Source: Converted from the official NIST CSF 2.0 Reference Tool Excel download into JSON.
Structure
6 functions, 34 categories, 185 subcategories, with 5,460 informative references cross-mapping to NIST 800-53, ISO 27001, PCI DSS, CIS Controls, and more.
| Function | Categories | Subcategories | Description |
|---|---|---|---|
| GOVERN (GV) | 6 | 31 | Risk management strategy, oversight, supply chain |
| IDENTIFY (ID) | 7 | 39 | Asset management, risk assessment, improvement |
| PROTECT (PR) | 9 | 57 | Access control, training, data security, platform security |
| DETECT (DE) | 3 | 22 | Continuous monitoring, adverse event analysis |
| RESPOND (RS) | 6 | 24 | Incident management, analysis, reporting, mitigation |
| RECOVER (RC) | 3 | 12 | Recovery planning, communication |
Each subcategory includes:
- id — CSF identifier (e.g.
GV.OC-01) - title — what the subcategory requires
- implementation_examples — concrete examples of how to implement
- informative_references — cross-references to NIST 800-53, ISO 27001, PCI DSS, CIS Controls v8, MITRE ATT&CK, etc.
Why this matters
- Cyber insurance — most insurer questionnaires map to CSF categories; having this structured data lets us systematically answer them
- PE due diligence — PE firms increasingly use CSF-aligned questionnaires for vendor assessment
- Framework unification — the informative references connect CSF to every other framework we track (SOC 2 TSC, CIS, NIST 800-53)
HIPAA Security Rule
compliance/hipaa-controls.json contains HIPAA controls in machine-readable format, relevant for our healthcare software client.

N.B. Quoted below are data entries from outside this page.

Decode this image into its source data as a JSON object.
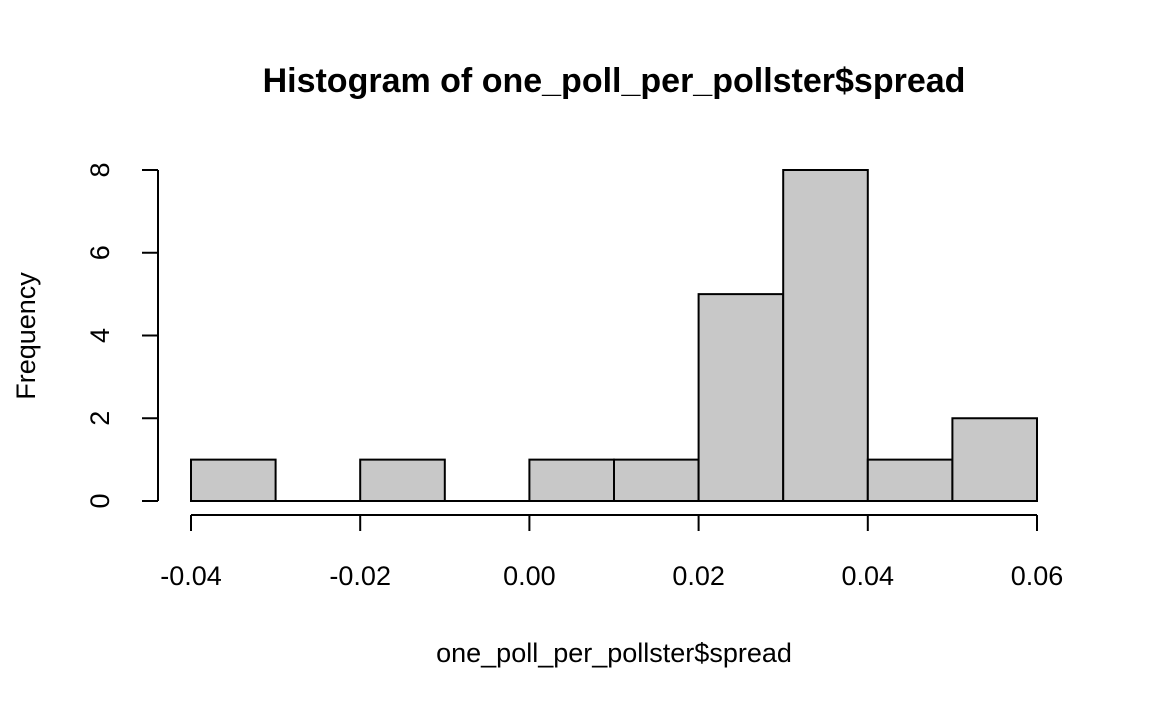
{
  "chart_data": {
    "type": "bar",
    "title": "Histogram of one_poll_per_pollster$spread",
    "xlabel": "one_poll_per_pollster$spread",
    "ylabel": "Frequency",
    "bins": [
      {
        "x0": -0.04,
        "x1": -0.03,
        "count": 1
      },
      {
        "x0": -0.03,
        "x1": -0.02,
        "count": 0
      },
      {
        "x0": -0.02,
        "x1": -0.01,
        "count": 1
      },
      {
        "x0": -0.01,
        "x1": 0.0,
        "count": 0
      },
      {
        "x0": 0.0,
        "x1": 0.01,
        "count": 1
      },
      {
        "x0": 0.01,
        "x1": 0.02,
        "count": 1
      },
      {
        "x0": 0.02,
        "x1": 0.03,
        "count": 5
      },
      {
        "x0": 0.03,
        "x1": 0.04,
        "count": 8
      },
      {
        "x0": 0.04,
        "x1": 0.05,
        "count": 1
      },
      {
        "x0": 0.05,
        "x1": 0.06,
        "count": 2
      }
    ],
    "xlim": [
      -0.04,
      0.06
    ],
    "ylim": [
      0,
      8
    ],
    "x_ticks": [
      -0.04,
      -0.02,
      0.0,
      0.02,
      0.04,
      0.06
    ],
    "x_tick_labels": [
      "-0.04",
      "-0.02",
      "0.00",
      "0.02",
      "0.04",
      "0.06"
    ],
    "y_ticks": [
      0,
      2,
      4,
      6,
      8
    ],
    "y_tick_labels": [
      "0",
      "2",
      "4",
      "6",
      "8"
    ],
    "bar_color": "#c8c8c8",
    "edge_color": "#000000",
    "grid": false,
    "legend": "none"
  }
}
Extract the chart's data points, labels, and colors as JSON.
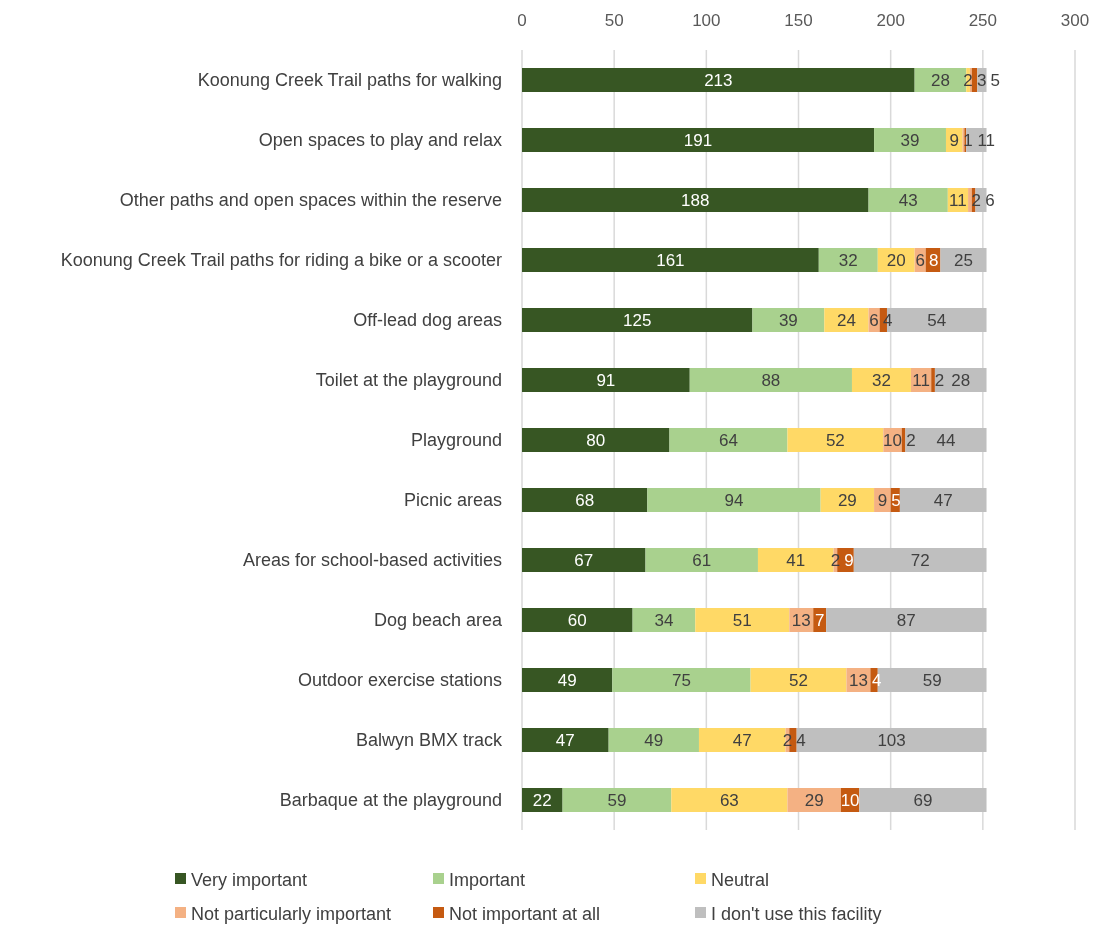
{
  "chart_data": {
    "type": "bar",
    "orientation": "horizontal",
    "stacked": true,
    "categories": [
      "Koonung Creek Trail paths for walking",
      "Open spaces to play and relax",
      "Other paths and open spaces within the reserve",
      "Koonung Creek Trail paths for riding a bike or a scooter",
      "Off-lead dog areas",
      "Toilet at the playground",
      "Playground",
      "Picnic areas",
      "Areas for school-based activities",
      "Dog beach area",
      "Outdoor exercise stations",
      "Balwyn BMX track",
      "Barbaque at the playground"
    ],
    "series": [
      {
        "name": "Very important",
        "color": "#375623",
        "values": [
          213,
          191,
          188,
          161,
          125,
          91,
          80,
          68,
          67,
          60,
          49,
          47,
          22
        ],
        "value_labels": [
          "213",
          "191",
          "188",
          "161",
          "125",
          "91",
          "80",
          "68",
          "67",
          "60",
          "49",
          "47",
          "22"
        ]
      },
      {
        "name": "Important",
        "color": "#a9d18e",
        "values": [
          28,
          39,
          43,
          32,
          39,
          88,
          64,
          94,
          61,
          34,
          75,
          49,
          59
        ],
        "value_labels": [
          "28",
          "39",
          "43",
          "32",
          "39",
          "88",
          "64",
          "94",
          "61",
          "34",
          "75",
          "49",
          "59"
        ]
      },
      {
        "name": "Neutral",
        "color": "#ffd966",
        "values": [
          2,
          9,
          11,
          20,
          24,
          32,
          52,
          29,
          41,
          51,
          52,
          47,
          63
        ],
        "value_labels": [
          "2",
          "9",
          "11",
          "20",
          "24",
          "32",
          "52",
          "29",
          "41",
          "51",
          "52",
          "47",
          "63"
        ]
      },
      {
        "name": "Not particularly important",
        "color": "#f4b183",
        "values": [
          1,
          1,
          2,
          6,
          6,
          11,
          10,
          9,
          2,
          13,
          13,
          2,
          29
        ],
        "value_labels": [
          null,
          null,
          null,
          "6",
          "6",
          "11",
          "10",
          "9",
          "2",
          "13",
          "13",
          "2",
          "29"
        ]
      },
      {
        "name": "Not important at all",
        "color": "#c55a11",
        "values": [
          3,
          1,
          2,
          8,
          4,
          2,
          2,
          5,
          9,
          7,
          4,
          4,
          10
        ],
        "value_labels": [
          "3",
          "1",
          "2",
          "8",
          "4",
          "2",
          "2",
          "5",
          "9",
          "7",
          "4",
          "4",
          "10"
        ]
      },
      {
        "name": "I don't use this facility",
        "color": "#bfbfbf",
        "values": [
          5,
          11,
          6,
          25,
          54,
          28,
          44,
          47,
          72,
          87,
          59,
          103,
          69
        ],
        "value_labels": [
          "5",
          "11",
          "6",
          "25",
          "54",
          "28",
          "44",
          "47",
          "72",
          "87",
          "59",
          "103",
          "69"
        ]
      }
    ],
    "xlim": [
      0,
      300
    ],
    "xticks": [
      0,
      50,
      100,
      150,
      200,
      250,
      300
    ],
    "grid": "x",
    "legend": "bottom"
  }
}
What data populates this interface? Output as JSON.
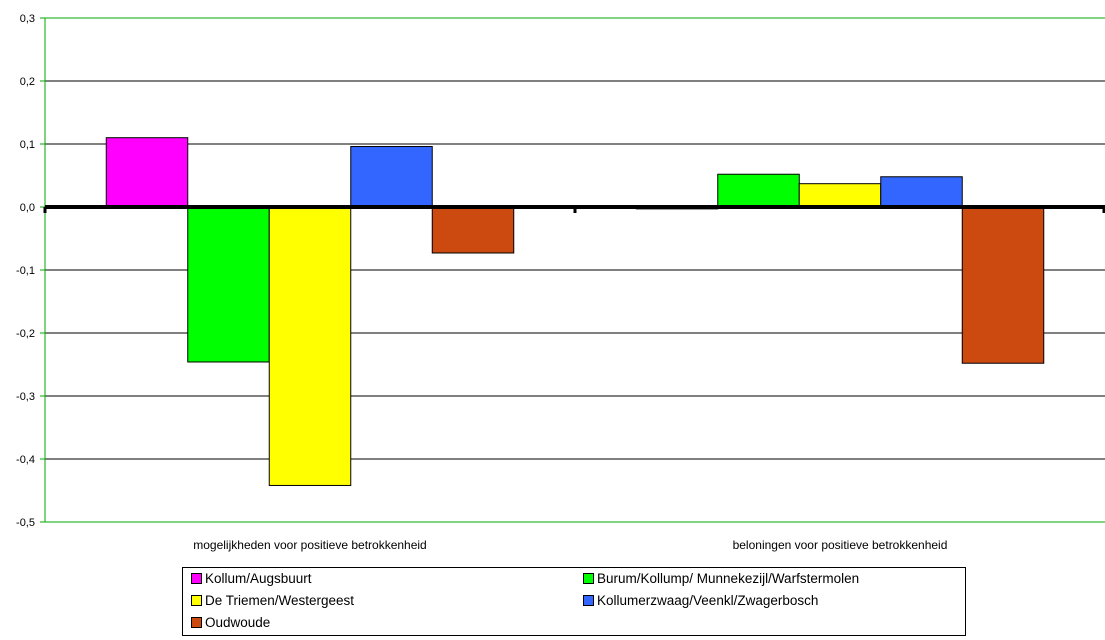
{
  "chart_data": {
    "type": "bar",
    "categories": [
      "mogelijkheden voor positieve betrokkenheid",
      "beloningen voor positieve betrokkenheid"
    ],
    "series": [
      {
        "name": "Kollum/Augsbuurt",
        "color": "#ff00ff",
        "values": [
          0.11,
          -0.003
        ]
      },
      {
        "name": "Burum/Kollump/ Munnekezijl/Warfstermolen",
        "color": "#00ff00",
        "values": [
          -0.246,
          0.052
        ]
      },
      {
        "name": "De Triemen/Westergeest",
        "color": "#ffff00",
        "values": [
          -0.442,
          0.037
        ]
      },
      {
        "name": "Kollumerzwaag/Veenkl/Zwagerbosch",
        "color": "#3366ff",
        "values": [
          0.096,
          0.048
        ]
      },
      {
        "name": "Oudwoude",
        "color": "#cc4a0f",
        "values": [
          -0.073,
          -0.248
        ]
      }
    ],
    "ylim": [
      -0.5,
      0.3
    ],
    "yticks": [
      "0,3",
      "0,2",
      "0,1",
      "0,0",
      "-0,1",
      "-0,2",
      "-0,3",
      "-0,4",
      "-0,5"
    ],
    "ytick_values": [
      0.3,
      0.2,
      0.1,
      0.0,
      -0.1,
      -0.2,
      -0.3,
      -0.4,
      -0.5
    ],
    "title": "",
    "xlabel": "",
    "ylabel": "",
    "grid": true,
    "legend_position": "bottom",
    "colors": {
      "grid": "#000000",
      "axis": "#00aa00",
      "zero_line": "#000000"
    }
  }
}
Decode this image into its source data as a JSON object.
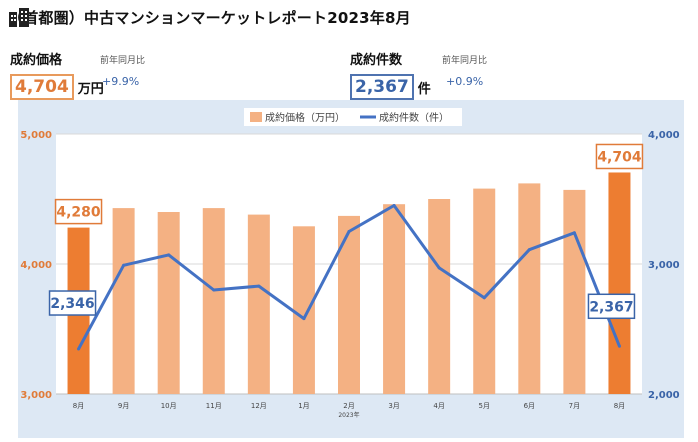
{
  "header": {
    "title": "（首都圏）中古マンションマーケットレポート2023年8月",
    "icon": "building-icon"
  },
  "kpi_price": {
    "label": "成約価格",
    "sub": "前年同月比",
    "value": "4,704",
    "unit": "万円",
    "change": "+9.9%"
  },
  "kpi_count": {
    "label": "成約件数",
    "sub": "前年同月比",
    "value": "2,367",
    "unit": "件",
    "change": "+0.9%"
  },
  "colors": {
    "bar": "#f4b183",
    "bar_highlight": "#ed7d31",
    "line": "#4472c4",
    "left_axis": "#e07b39",
    "right_axis": "#3a64a8",
    "plot_bg": "#ffffff",
    "outer_bg": "#dde8f4"
  },
  "chart_data": {
    "type": "bar+line",
    "categories": [
      "8月",
      "9月",
      "10月",
      "11月",
      "12月",
      "1月",
      "2月",
      "3月",
      "4月",
      "5月",
      "6月",
      "7月",
      "8月"
    ],
    "year_label": "2023年",
    "legend": [
      "成約価格（万円）",
      "成約件数（件）"
    ],
    "legend_placement": "top-center",
    "series": [
      {
        "name": "成約価格（万円）",
        "type": "bar",
        "axis": "left",
        "values": [
          4280,
          4430,
          4400,
          4430,
          4380,
          4290,
          4370,
          4460,
          4500,
          4580,
          4620,
          4570,
          4704
        ],
        "highlight": [
          0,
          12
        ]
      },
      {
        "name": "成約件数（件）",
        "type": "line",
        "axis": "right",
        "values": [
          2346,
          2990,
          3070,
          2800,
          2830,
          2580,
          3250,
          3450,
          2970,
          2740,
          3110,
          3240,
          2367
        ]
      }
    ],
    "left_axis": {
      "min": 3000,
      "max": 5000,
      "ticks": [
        "3,000",
        "4,000",
        "5,000"
      ]
    },
    "right_axis": {
      "min": 2000,
      "max": 4000,
      "ticks": [
        "2,000",
        "3,000",
        "4,000"
      ]
    },
    "annotations": [
      {
        "series": 0,
        "index": 0,
        "text": "4,280"
      },
      {
        "series": 0,
        "index": 12,
        "text": "4,704"
      },
      {
        "series": 1,
        "index": 0,
        "text": "2,346"
      },
      {
        "series": 1,
        "index": 12,
        "text": "2,367"
      }
    ]
  }
}
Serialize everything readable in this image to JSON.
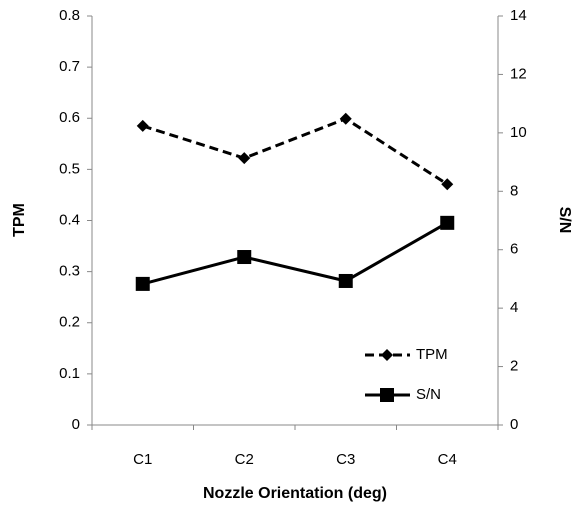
{
  "chart_data": {
    "type": "line",
    "x_label": "Nozzle Orientation (deg)",
    "y_label": "TPM",
    "y2_label": "S/N",
    "categories": [
      "C1",
      "C2",
      "C3",
      "C4"
    ],
    "series": [
      {
        "name": "TPM",
        "color": "#000000",
        "line_style": "dashed",
        "marker": "diamond",
        "values": [
          0.585,
          0.522,
          0.599,
          0.471
        ]
      },
      {
        "name": "S/N",
        "color": "#000000",
        "line_style": "solid",
        "marker": "square",
        "axis": "y2",
        "values": [
          4.83,
          5.75,
          4.93,
          6.92
        ]
      }
    ],
    "ylim": [
      0,
      0.8
    ],
    "yticks": [
      0,
      0.1,
      0.2,
      0.3,
      0.4,
      0.5,
      0.6,
      0.7,
      0.8
    ],
    "y2lim": [
      0,
      14
    ],
    "y2ticks": [
      0,
      2,
      4,
      6,
      8,
      10,
      12,
      14
    ],
    "grid": false,
    "legend": "lower right"
  }
}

Source: VantaInc/vanta-control-set — Vanta's open-source control set mapping HIPAA requirements to actionable controls.
Structure
72 controls across 11 principles:
| Principle | Description |
|---|---|
| Administrative safeguards | Policies, training, access management, contingency planning |
| Physical safeguards | Facility access, workstation security, device controls |
| Technical safeguards | Access controls, audit controls, integrity, transmission security |
| Organizational requirements | Business associate agreements, group health plan requirements |
| Breach notification | Notification to individuals, media, Secretary, and BA requirements |
Each control has an id, name, description, and categories (Administrative/Physical/Technical).
Why this matters
If Tractorbeam is a Business Associate (handles, stores, or transmits PHI on behalf of a healthcare client), HIPAA compliance is legally required — not optional. The controls here map the Security Rule requirements to concrete actions we can validate against our infrastructure.